Extreme flood events can turn small rivers into dangerous torrents. They cause widespread flooding, erode extreme sediment masses in many places and lead to considerable sediment transport and sediment deposition (see Figure 1). Depending on the region, industrial history and naturally elevated trace element contents in soils, strong erosion processes during flood events can cause the remobilization and relocation of sediment-bound pollutants. Often, these are stored from past times in e.g. river floodplains. In addition, there are pollutant inputs from flooded settlements.

  Sampling of suspended sediments and sampled flood sediments Copyright: © PGG / IWW Figure 2: a) Sampling of suspended sediments, b) Sampled flood sediment on parking place, c) Sampled flood sediment on a floodplain of the Rur River, d) Dried sediment samples in the physical-geographical laboratory of the PGG

During and in the aftermath of the extreme flood event in July 2021 in NRW, researchers from the Chair of Physical Geography and Geoecology (RWTH Aachen University) collected a large number of flood samples in collaboration with the Institute of Hydraulic Engineering and Water Resources Management (RWTH Aachen University), Institute for Geology and Geochemistry of Petroleum and Coal (RWTH Aachen University) and the Institute of Ecology, Diversity and Evolution (Goethe University Frankfurt am Main). The aim is to investigate scientifically the effects and processes of this extreme flood event.

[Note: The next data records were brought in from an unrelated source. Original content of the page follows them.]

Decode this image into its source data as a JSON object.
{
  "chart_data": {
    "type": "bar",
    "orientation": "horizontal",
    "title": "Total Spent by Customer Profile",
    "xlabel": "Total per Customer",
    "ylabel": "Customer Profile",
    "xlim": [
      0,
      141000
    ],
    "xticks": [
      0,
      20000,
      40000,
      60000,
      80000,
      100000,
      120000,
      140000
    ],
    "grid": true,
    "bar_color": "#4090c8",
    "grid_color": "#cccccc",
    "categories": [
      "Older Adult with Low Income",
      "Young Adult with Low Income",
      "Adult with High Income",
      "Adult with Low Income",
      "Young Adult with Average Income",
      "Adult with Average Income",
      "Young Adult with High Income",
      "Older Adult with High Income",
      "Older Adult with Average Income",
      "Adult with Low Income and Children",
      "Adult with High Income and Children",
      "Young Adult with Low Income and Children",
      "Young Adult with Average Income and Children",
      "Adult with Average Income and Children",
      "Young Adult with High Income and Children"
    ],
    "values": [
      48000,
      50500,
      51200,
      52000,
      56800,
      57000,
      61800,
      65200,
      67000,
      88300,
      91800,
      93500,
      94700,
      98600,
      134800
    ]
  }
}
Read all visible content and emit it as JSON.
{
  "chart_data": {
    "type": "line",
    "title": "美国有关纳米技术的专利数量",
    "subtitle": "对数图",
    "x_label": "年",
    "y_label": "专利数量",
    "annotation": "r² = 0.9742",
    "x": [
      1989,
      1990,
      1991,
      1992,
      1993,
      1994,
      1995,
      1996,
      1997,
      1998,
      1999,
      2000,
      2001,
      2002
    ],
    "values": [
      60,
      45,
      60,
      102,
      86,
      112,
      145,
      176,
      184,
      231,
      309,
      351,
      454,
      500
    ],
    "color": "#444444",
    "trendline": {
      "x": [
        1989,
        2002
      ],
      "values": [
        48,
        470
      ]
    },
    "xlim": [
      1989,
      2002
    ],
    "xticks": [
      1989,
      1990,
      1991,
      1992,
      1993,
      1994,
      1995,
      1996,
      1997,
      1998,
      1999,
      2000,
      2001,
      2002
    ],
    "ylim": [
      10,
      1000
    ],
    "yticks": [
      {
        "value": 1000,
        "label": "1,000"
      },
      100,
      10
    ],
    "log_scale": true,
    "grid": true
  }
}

Over the next few months, water samples, sediment and sludge samples from river floodplains and from affected settlements will be analyzed for contaminants (see Figure 2b, c and the feasibility study July-floods 2021 – Contaminants in sediments). In addition, water samples from which the suspended sediment is extracted and subsequently weighed will provide information on the sediment transport of the extreme event (see Figure 2a and the research project Humanized River Systems).